The decision is conditional upon the exclusion of Safran's activities in electric satellite thrusters from the joint venture, as well as on certain supply assurance commitments. The Commission had concerns that the joint venture could have shut out Airbus' competitors or limited their access to certain supplies, as well as transmitted strategic information to Airbus. The commitments offered by Airbus and Safran address these concerns.
On 8 October 2014, Airbus and Safran notified plans to create a joint venture to which they would contribute their respective activities in space launchers, satellite subsystems and missile propulsion. In addition, Airbus and Safran intend to acquire, at a later stage, control over the satellite launch operator Arianespace.
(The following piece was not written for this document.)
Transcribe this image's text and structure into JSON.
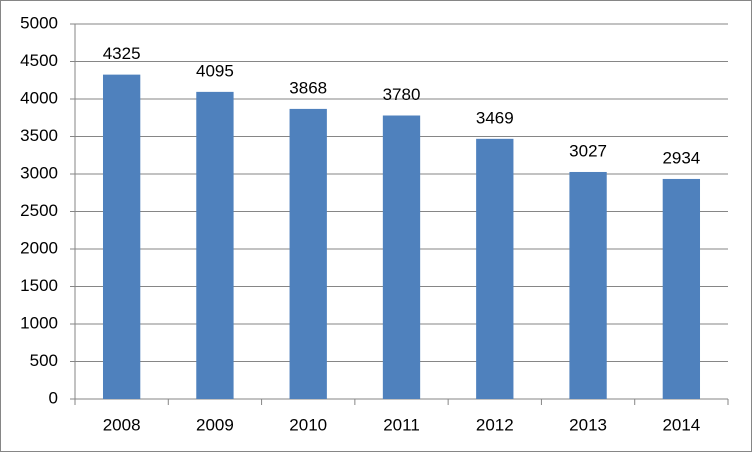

However, this would be a separate transaction and this decision neither takes it into account nor prejudges the possible assessment of such a transaction in the future.
The Commission examined the competitive effects of the proposed transaction and concluded that, as initially notified, it risked to significantly reduce competition in the supply of satellites and space vehicles. The Commission found no risk of anticompetitive effects in the markets for space launchers and missile propulsion.
To dispel the Commission's competition concerns, Airbus and Safran committed to exclude Safran's activities in electric satellite propulsion from the joint venture as well as to maintain this business separated. Airbus and Safran also committed to conclude a framework supply agreement with Safran's current main customer, as well as to guarantee the supply of these components to any third party prime contractor on transparent and non-discriminatory terms.
These commitments address the competition concerns identified by the Commission. The Commission therefore concluded that the proposed transaction, as modified by the commitments, would not raise competition concerns. The decision is conditional upon full compliance with these commitments.